How about about wearing red to signify love and sacrifice? Sounds nice doesn’t it? But how does spitefully refusing to do your jobs (whatever they may be) and ignoring your responsibilities prove your worth or demonstrate love and sacrifice? Selfish whining, self-importance, and grown-up (sort of) versions of temper tantrums sound like the opposite of love and sacrifice to me.
Despite platitudes about solidarity among women, let’s not forget that women of all backgrounds aren’t actually welcome in this protest.
It’s being billed as “A Day Without a Woman,” but apparently only pro-union, pro-choice, anti-Israel women who can afford to skip work need apply… Like the Women’s March, however, the event is embedded with political messages that many women may find objectionable.
The Day Without a Woman manifesto includes strong support for unions, a “living wage,” “fair pay” and “solidarity with the sex workers’ rights movement,” without explaining what those policies entail.
One of the group’s premier partners is Planned Parenthood, the nation’s largest abortion provider, which effectively shuts out pro-life women, said Kristan Hawkins, president of Students for Life of America.
“Does Planned Parenthood, a main sponsor of the Women’s March, approve the closing of schools and putting unnecessary burdens on women, especially working mothers who rely on a regular school schedule?” said Ms.
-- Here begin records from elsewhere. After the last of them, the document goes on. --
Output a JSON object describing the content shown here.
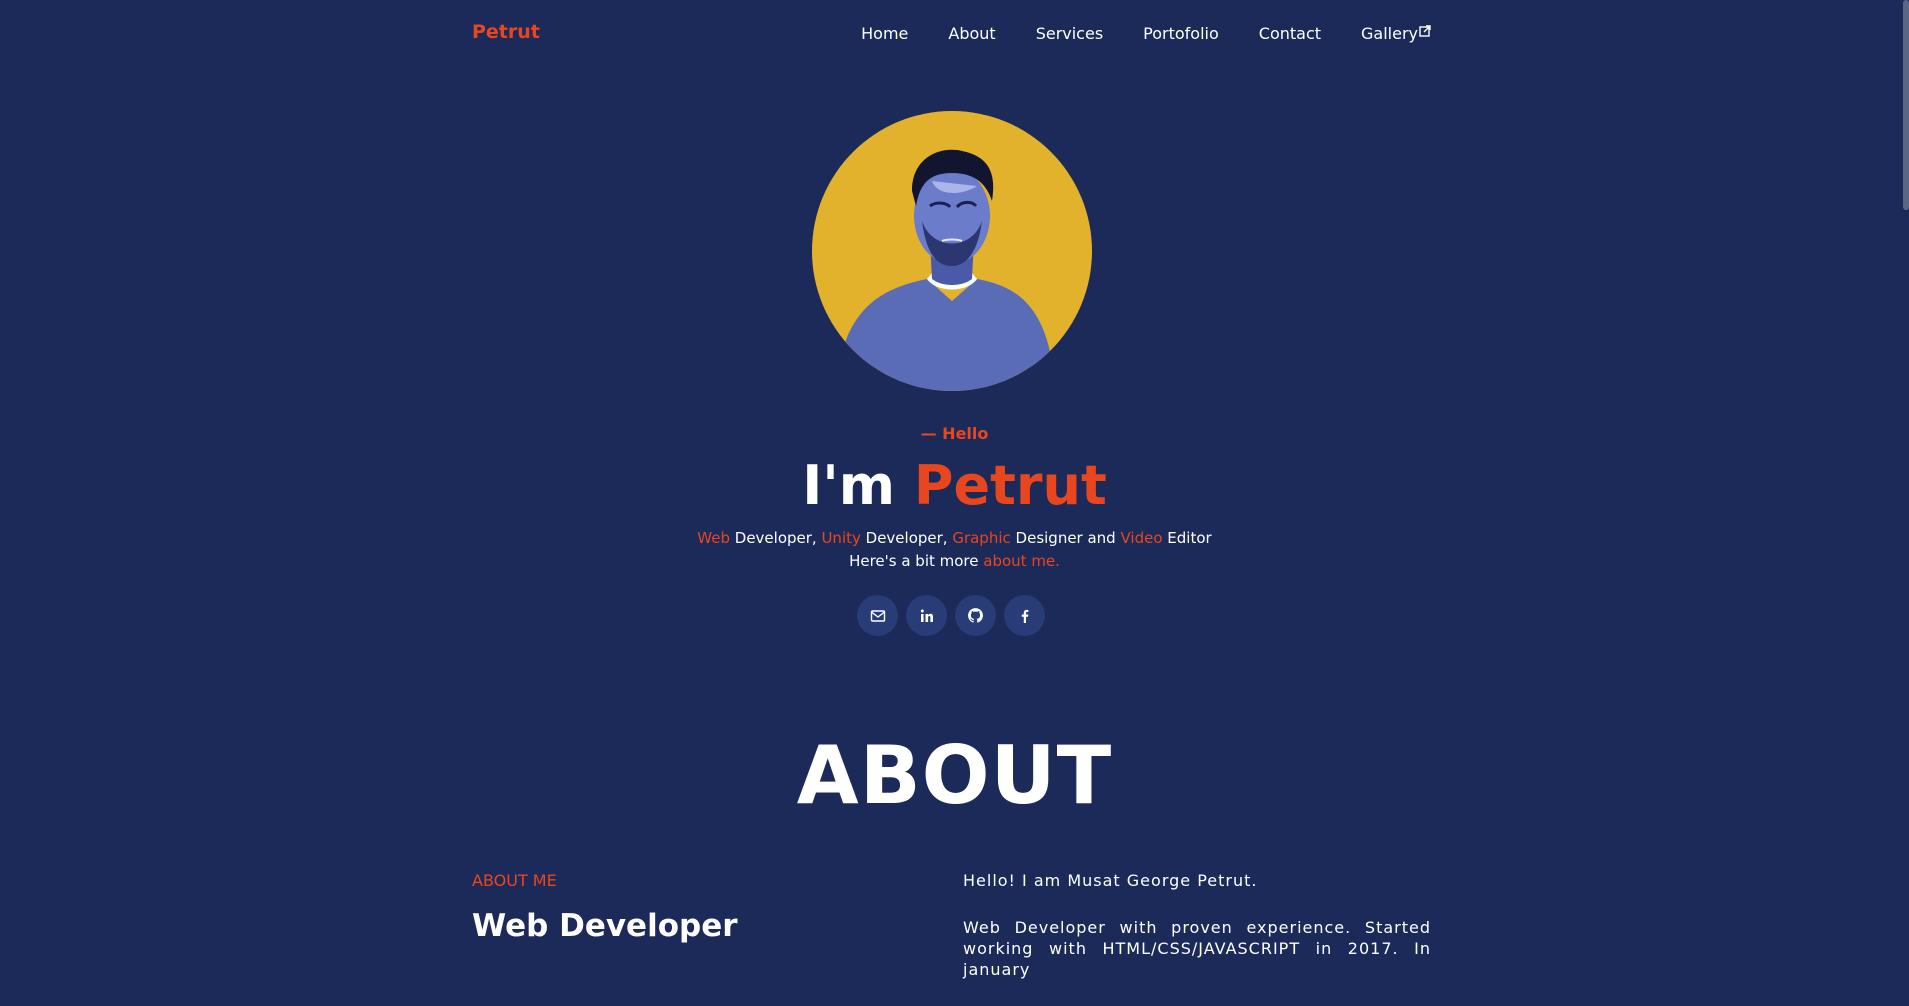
{
  "brand": {
    "logo": "Petrut"
  },
  "nav": {
    "items": [
      {
        "label": "Home"
      },
      {
        "label": "About"
      },
      {
        "label": "Services"
      },
      {
        "label": "Portofolio"
      },
      {
        "label": "Contact"
      },
      {
        "label": "Gallery"
      }
    ]
  },
  "hero": {
    "hello": "— Hello",
    "title_prefix": "I'm ",
    "title_name": "Petrut",
    "roles": {
      "r1": "Web",
      "t1": " Developer, ",
      "r2": "Unity",
      "t2": " Developer, ",
      "r3": "Graphic",
      "t3": " Designer and ",
      "r4": "Video",
      "t4": " Editor"
    },
    "more_text": "Here's a bit more ",
    "more_link": "about me."
  },
  "socials": [
    {
      "icon": "mail-icon"
    },
    {
      "icon": "linkedin-icon"
    },
    {
      "icon": "github-icon"
    },
    {
      "icon": "facebook-icon"
    }
  ],
  "about": {
    "heading": "ABOUT",
    "label": "ABOUT ME",
    "role": "Web Developer",
    "p1": "Hello! I am Musat George Petrut.",
    "p2": "Web Developer with proven experience. Started working with HTML/CSS/JAVASCRIPT in 2017. In january"
  },
  "colors": {
    "background": "#1b2a59",
    "accent": "#e8461e",
    "avatar_bg": "#e2b22c",
    "social_bg": "#283c78"
  }
}
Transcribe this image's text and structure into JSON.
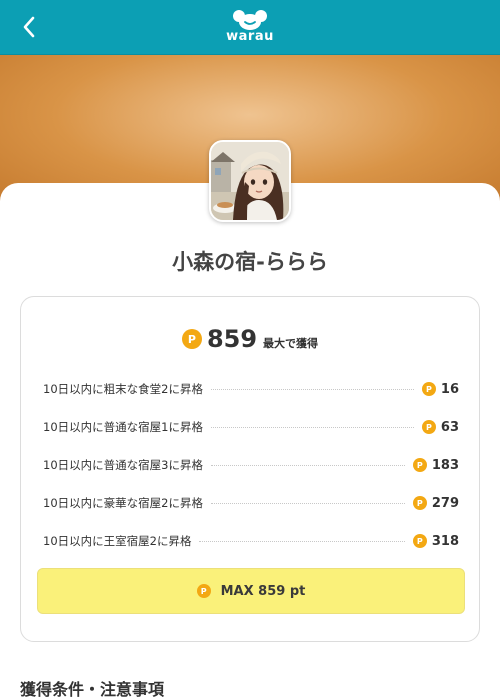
{
  "header": {
    "logo_text": "warau",
    "back_icon": "chevron-left-icon",
    "background_color": "#0c9fb4"
  },
  "offer": {
    "title": "小森の宿-ららら",
    "coin_symbol": "P",
    "total_points": "859",
    "total_suffix": "最大で獲得",
    "rows": [
      {
        "label": "10日以内に粗末な食堂2に昇格",
        "points": "16"
      },
      {
        "label": "10日以内に普通な宿屋1に昇格",
        "points": "63"
      },
      {
        "label": "10日以内に普通な宿屋3に昇格",
        "points": "183"
      },
      {
        "label": "10日以内に豪華な宿屋2に昇格",
        "points": "279"
      },
      {
        "label": "10日以内に王室宿屋2に昇格",
        "points": "318"
      }
    ],
    "max_button_label": "MAX 859 pt"
  },
  "section": {
    "title": "獲得条件・注意事項"
  },
  "colors": {
    "coin": "#f3a813",
    "max_button": "#faf17a",
    "hero": "#d99447"
  }
}
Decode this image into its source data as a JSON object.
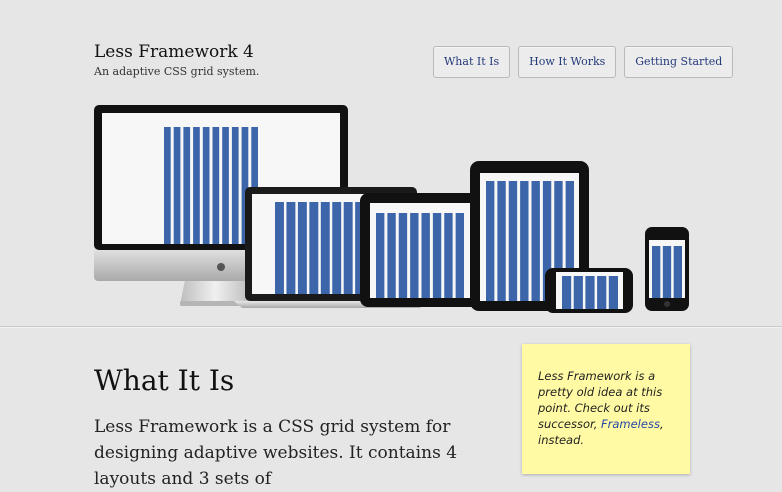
{
  "header": {
    "title": "Less Framework 4",
    "tagline": "An adaptive CSS grid system."
  },
  "nav": {
    "items": [
      {
        "label": "What It Is"
      },
      {
        "label": "How It Works"
      },
      {
        "label": "Getting Started"
      }
    ]
  },
  "hero": {
    "devices": [
      "desktop-monitor-icon",
      "laptop-icon",
      "tablet-landscape-icon",
      "tablet-portrait-icon",
      "phone-landscape-icon",
      "phone-portrait-icon"
    ],
    "column_color": "#3d66aa"
  },
  "main": {
    "heading": "What It Is",
    "intro": "Less Framework is a CSS grid system for designing adaptive websites. It contains 4 layouts and 3 sets of"
  },
  "note": {
    "text_before": "Less Framework is a pretty old idea at this point. Check out its successor, ",
    "link_label": "Frameless",
    "text_after": ", instead."
  }
}
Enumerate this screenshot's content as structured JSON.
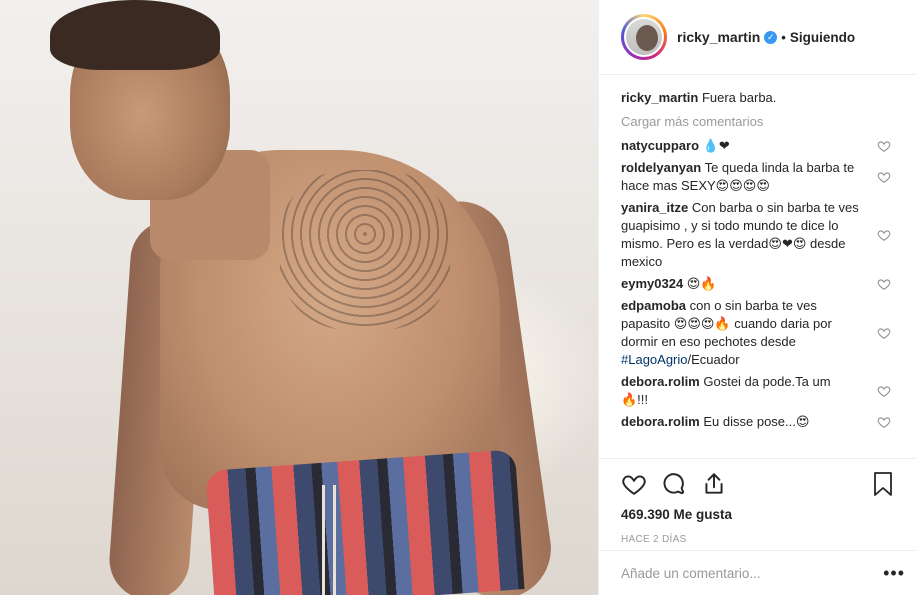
{
  "header": {
    "username": "ricky_martin",
    "separator": "•",
    "follow_status": "Siguiendo"
  },
  "caption": {
    "username": "ricky_martin",
    "text": "Fuera barba."
  },
  "load_more": "Cargar más comentarios",
  "comments": [
    {
      "user": "natycupparo",
      "text": "💧❤"
    },
    {
      "user": "roldelyanyan",
      "text": "Te queda linda la barba te hace mas SEXY😍😍😍😍"
    },
    {
      "user": "yanira_itze",
      "text": "Con barba o sin barba te ves guapisimo , y si todo mundo te dice lo mismo. Pero es la verdad😍❤😍 desde mexico"
    },
    {
      "user": "eymy0324",
      "text": "😍🔥"
    },
    {
      "user": "edpamoba",
      "text_before": "con o sin barba te ves papasito 😍😍😍🔥 cuando daria por dormir en eso pechotes desde ",
      "hashtag": "#LagoAgrio",
      "text_after": "/Ecuador"
    },
    {
      "user": "debora.rolim",
      "text": "Gostei da pode.Ta um 🔥!!!"
    },
    {
      "user": "debora.rolim",
      "text": "Eu disse pose...😍"
    }
  ],
  "likes": "469.390 Me gusta",
  "timestamp": "HACE 2 DÍAS",
  "add_comment": {
    "placeholder": "Añade un comentario...",
    "more": "•••"
  },
  "icons": {
    "verified": "verified-badge-icon",
    "like": "heart-icon",
    "comment": "comment-bubble-icon",
    "share": "share-icon",
    "save": "bookmark-icon",
    "comment_like": "heart-outline-icon",
    "more": "more-options-icon"
  },
  "colors": {
    "verified": "#3897f0",
    "muted": "#999999",
    "link": "#003569"
  }
}
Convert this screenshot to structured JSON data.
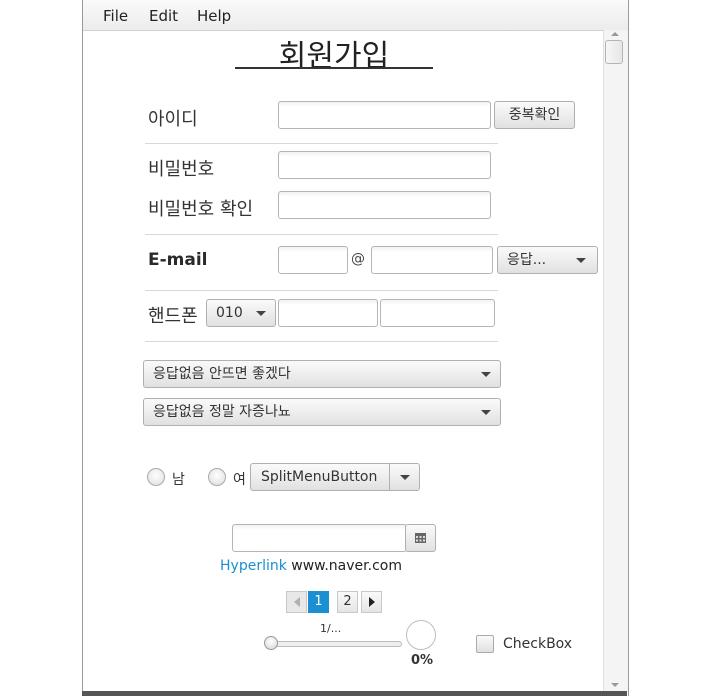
{
  "menu": {
    "file": "File",
    "edit": "Edit",
    "help": "Help"
  },
  "form": {
    "title": "회원가입",
    "id_label": "아이디",
    "dup_check_button": "중복확인",
    "password_label": "비밀번호",
    "password_confirm_label": "비밀번호 확인",
    "email_label": "E-mail",
    "email_at": "@",
    "email_domain_combo": "응답...",
    "phone_label": "핸드폰",
    "phone_prefix_combo": "010",
    "combo1": "응답없음 안뜨면 좋겠다",
    "combo2": "응답없음 정말 자증나뇨",
    "radio_male": "남",
    "radio_female": "여",
    "split_menu_button": "SplitMenuButton",
    "hyperlink": "Hyperlink",
    "hyperlink_text": "www.naver.com",
    "pagination": {
      "pages": [
        "1",
        "2"
      ],
      "current": "1"
    },
    "slider_label": "1/...",
    "slider_value": 0,
    "progress_label": "0%",
    "progress_value": 0,
    "checkbox_label": "CheckBox"
  }
}
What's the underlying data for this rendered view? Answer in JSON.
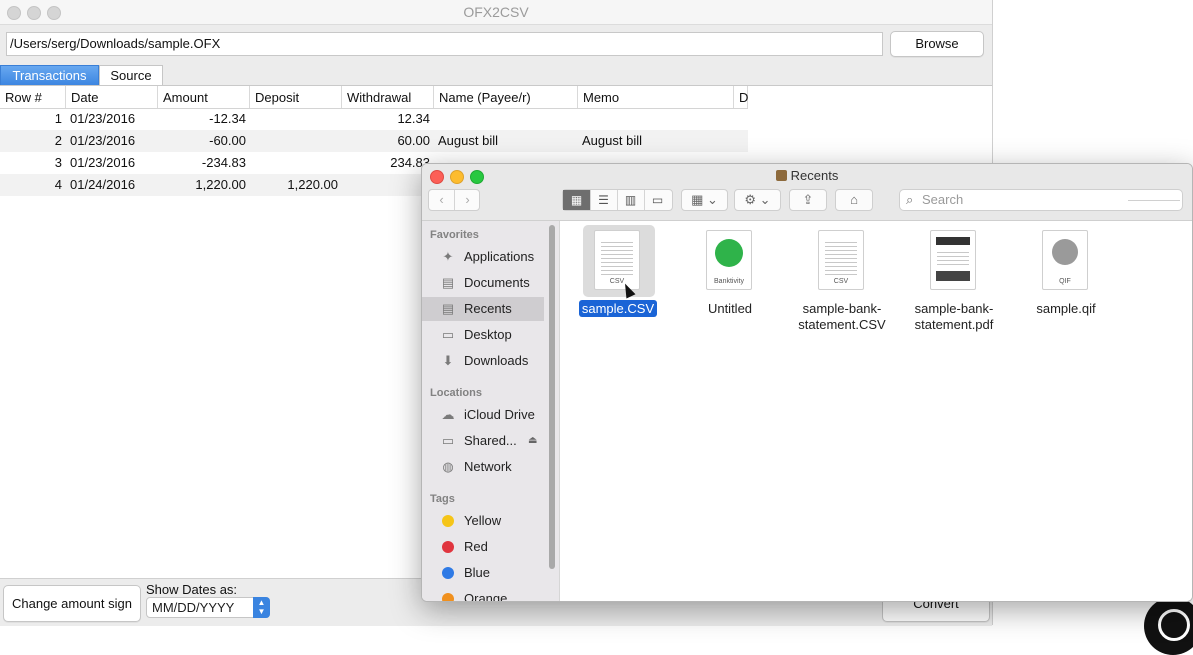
{
  "main_window": {
    "title": "OFX2CSV",
    "file_path": "/Users/serg/Downloads/sample.OFX",
    "browse_label": "Browse",
    "tabs": [
      {
        "label": "Transactions",
        "active": true
      },
      {
        "label": "Source",
        "active": false
      }
    ],
    "columns": [
      "Row #",
      "Date",
      "Amount",
      "Deposit",
      "Withdrawal",
      "Name (Payee/r)",
      "Memo",
      "D"
    ],
    "rows": [
      {
        "row": "1",
        "date": "01/23/2016",
        "amount": "-12.34",
        "deposit": "",
        "withdrawal": "12.34",
        "name": "",
        "memo": ""
      },
      {
        "row": "2",
        "date": "01/23/2016",
        "amount": "-60.00",
        "deposit": "",
        "withdrawal": "60.00",
        "name": "August bill",
        "memo": "August bill"
      },
      {
        "row": "3",
        "date": "01/23/2016",
        "amount": "-234.83",
        "deposit": "",
        "withdrawal": "234.83",
        "name": "",
        "memo": ""
      },
      {
        "row": "4",
        "date": "01/24/2016",
        "amount": "1,220.00",
        "deposit": "1,220.00",
        "withdrawal": "",
        "name": "",
        "memo": ""
      }
    ],
    "change_sign_label": "Change amount sign",
    "show_dates_label": "Show Dates as:",
    "date_format": "MM/DD/YYYY",
    "convert_label": "Convert"
  },
  "finder": {
    "title": "Recents",
    "search_placeholder": "Search",
    "sidebar": {
      "favorites_header": "Favorites",
      "favorites": [
        {
          "label": "Applications",
          "icon": "applications-icon"
        },
        {
          "label": "Documents",
          "icon": "documents-icon"
        },
        {
          "label": "Recents",
          "icon": "recents-icon",
          "selected": true
        },
        {
          "label": "Desktop",
          "icon": "desktop-icon"
        },
        {
          "label": "Downloads",
          "icon": "downloads-icon"
        }
      ],
      "locations_header": "Locations",
      "locations": [
        {
          "label": "iCloud Drive",
          "icon": "cloud-icon"
        },
        {
          "label": "Shared...",
          "icon": "display-icon"
        },
        {
          "label": "Network",
          "icon": "globe-icon"
        }
      ],
      "tags_header": "Tags",
      "tags": [
        {
          "label": "Yellow",
          "color": "#f5c518"
        },
        {
          "label": "Red",
          "color": "#e0353f"
        },
        {
          "label": "Blue",
          "color": "#2f7ae5"
        },
        {
          "label": "Orange",
          "color": "#f0901e"
        }
      ]
    },
    "files": [
      {
        "name": "sample.CSV",
        "badge": "CSV",
        "selected": true
      },
      {
        "name": "Untitled",
        "badge": "Banktivity"
      },
      {
        "name": "sample-bank-statement.CSV",
        "line1": "sample-bank-",
        "line2": "statement.CSV",
        "badge": "CSV"
      },
      {
        "name": "sample-bank-statement.pdf",
        "line1": "sample-bank-",
        "line2": "statement.pdf",
        "badge": ""
      },
      {
        "name": "sample.qif",
        "badge": "QIF"
      }
    ]
  }
}
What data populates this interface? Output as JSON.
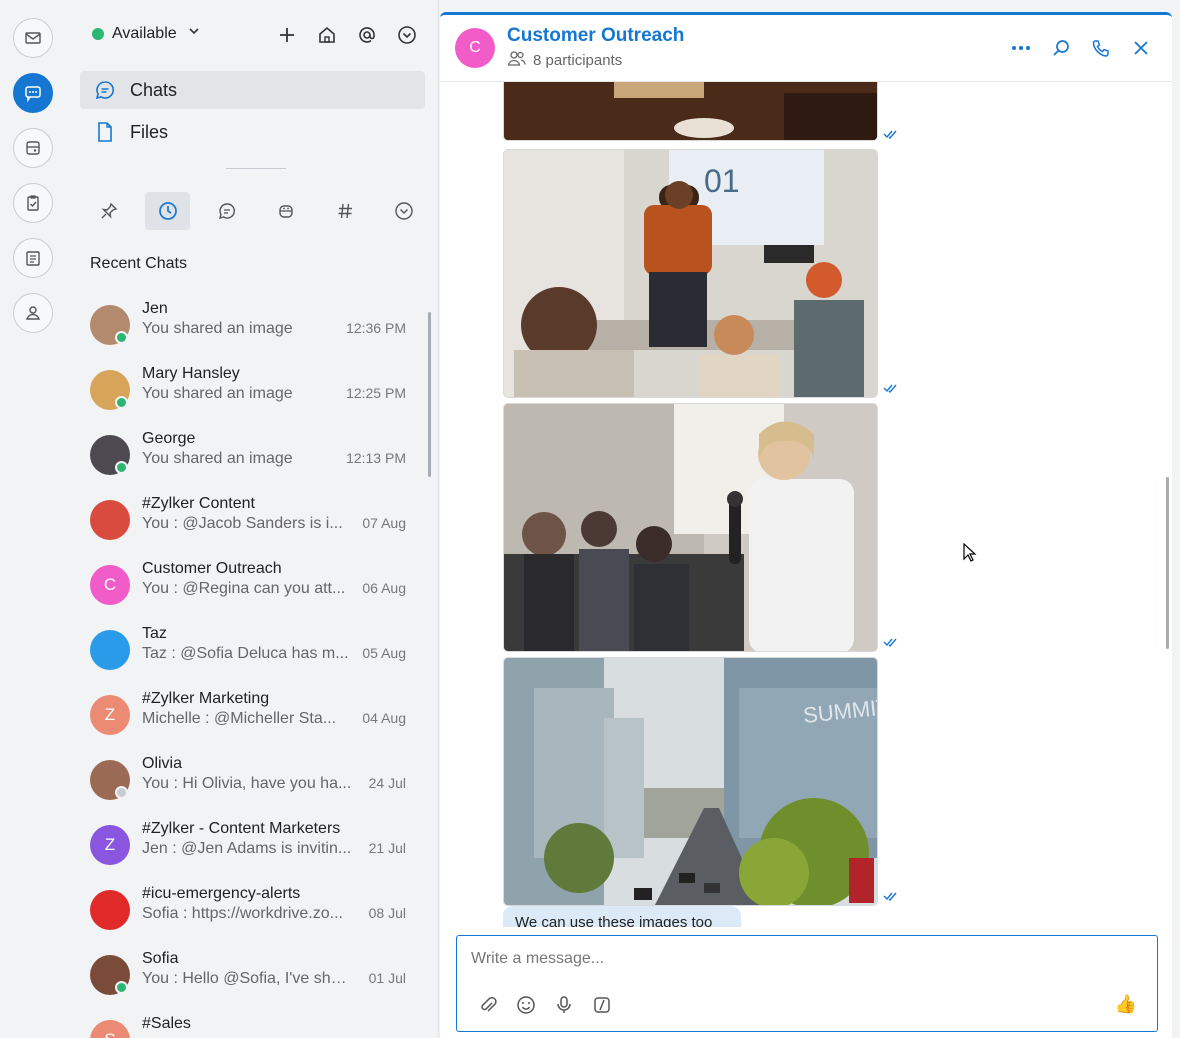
{
  "presence": {
    "status": "Available"
  },
  "nav": {
    "chats": "Chats",
    "files": "Files"
  },
  "recent_chats_title": "Recent Chats",
  "chats": [
    {
      "name": "Jen",
      "message": "You shared an image",
      "time": "12:36 PM",
      "avatar_color": "#b48a6e",
      "avatar_letter": "",
      "online": true
    },
    {
      "name": "Mary Hansley",
      "message": "You shared an image",
      "time": "12:25 PM",
      "avatar_color": "#d6a55a",
      "avatar_letter": "",
      "online": true
    },
    {
      "name": "George",
      "message": "You shared an image",
      "time": "12:13 PM",
      "avatar_color": "#4c4a50",
      "avatar_letter": "",
      "online": true
    },
    {
      "name": "#Zylker Content",
      "message": "You : @Jacob Sanders  is i...",
      "time": "07 Aug",
      "avatar_color": "#d94b3f",
      "avatar_letter": "",
      "online": false
    },
    {
      "name": "Customer Outreach",
      "message": "You : @Regina can you att...",
      "time": "06 Aug",
      "avatar_color": "#f25cc8",
      "avatar_letter": "C",
      "online": false
    },
    {
      "name": "Taz",
      "message": "Taz : @Sofia Deluca has m...",
      "time": "05 Aug",
      "avatar_color": "#2a9be8",
      "avatar_letter": "",
      "online": false
    },
    {
      "name": "#Zylker Marketing",
      "message": "Michelle : @Micheller Sta...",
      "time": "04 Aug",
      "avatar_color": "#ec8b73",
      "avatar_letter": "Z",
      "online": false
    },
    {
      "name": "Olivia",
      "message": "You : Hi Olivia, have you ha...",
      "time": "24 Jul",
      "avatar_color": "#9a6a55",
      "avatar_letter": "",
      "online": false,
      "offline_dot": true
    },
    {
      "name": "#Zylker - Content Marketers",
      "message": "Jen : @Jen Adams  is invitin...",
      "time": "21 Jul",
      "avatar_color": "#8a56e0",
      "avatar_letter": "Z",
      "online": false
    },
    {
      "name": "#icu-emergency-alerts",
      "message": "Sofia : https://workdrive.zo...",
      "time": "08 Jul",
      "avatar_color": "#e02a2a",
      "avatar_letter": "",
      "online": false
    },
    {
      "name": "Sofia",
      "message": "You : Hello @Sofia, I've shar...",
      "time": "01 Jul",
      "avatar_color": "#7b4b3a",
      "avatar_letter": "",
      "online": true
    },
    {
      "name": "#Sales",
      "message": "",
      "time": "",
      "avatar_color": "#ec8b73",
      "avatar_letter": "S",
      "online": false
    }
  ],
  "conversation": {
    "avatar_letter": "C",
    "title": "Customer Outreach",
    "participants": "8 participants",
    "last_message": "We can use these images too",
    "composer_placeholder": "Write a message..."
  },
  "colors": {
    "accent": "#1677d2",
    "online": "#2bb673",
    "channel_avatar": "#f25cc8"
  }
}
Hawkins. “Are they OK with children from low-income families who will go hungry on Wednesday? Women’s empowerment shouldn’t rely on putting other women and children in precarious situations just to make a point.”
Aside from the slew of parents complaining about school closures, there have been plenty of other criticisms. One writer claims that ‘A Day Without a Woman’ is a strike for privileged protesters:
Make no mistake, March 8 will mostly be a day without women who can afford to skip work, shuffle childcare and household duties to someone else, and shop at stores that are likely to open at 10 and close at 5. As for wearing red, what is the dress code, exactly? Are you supposed to wear your pink pussy hats, too?
A Day Without a Woman seems especially poised for unquantifiable results, given the diffuse nature of its platform.
Any male who complains about having to pick up the slack left by striking/boycotting women can count on plenty of eye-rolling invocations of the popular refrain “I Drink Male Tears.”
Meanwhile, for the millions of women who have no choice but to show up and meet their responsibilities on March 8 (and every day), it will be business as usual.
Which, when you stop to think about it, is kind of the point, isn’t it? At least it should be. We are nearly half the labor force now. We are just as important in the workplace and to our families’ fiscal welfare as men. All things being equal (which is what we’re after, right?), we are too essential to play hooky.
That’s why the idea that women should take a day off en masse to make a political point is both self-defeating and vaguely insulting. It’s meant to highlight how crucial we are, but its very premise also suggest the opposite: Women are expendable. A Day Without a Woman plays into the idea that we entered the workforce not to support ourselves and our families but to combat boredom or to boost our self-esteem. For all but a very few affluent women, that’s never been the case.
Demonstrating yet again that they don’t actually care about real women, their children or their families, privileged feminists Strike and March and Protest to end imaginary wrongs. They don’t even have concrete objectives or policy suggestions to end these supposed injustices, much less notice or care about the true injustices in the world today.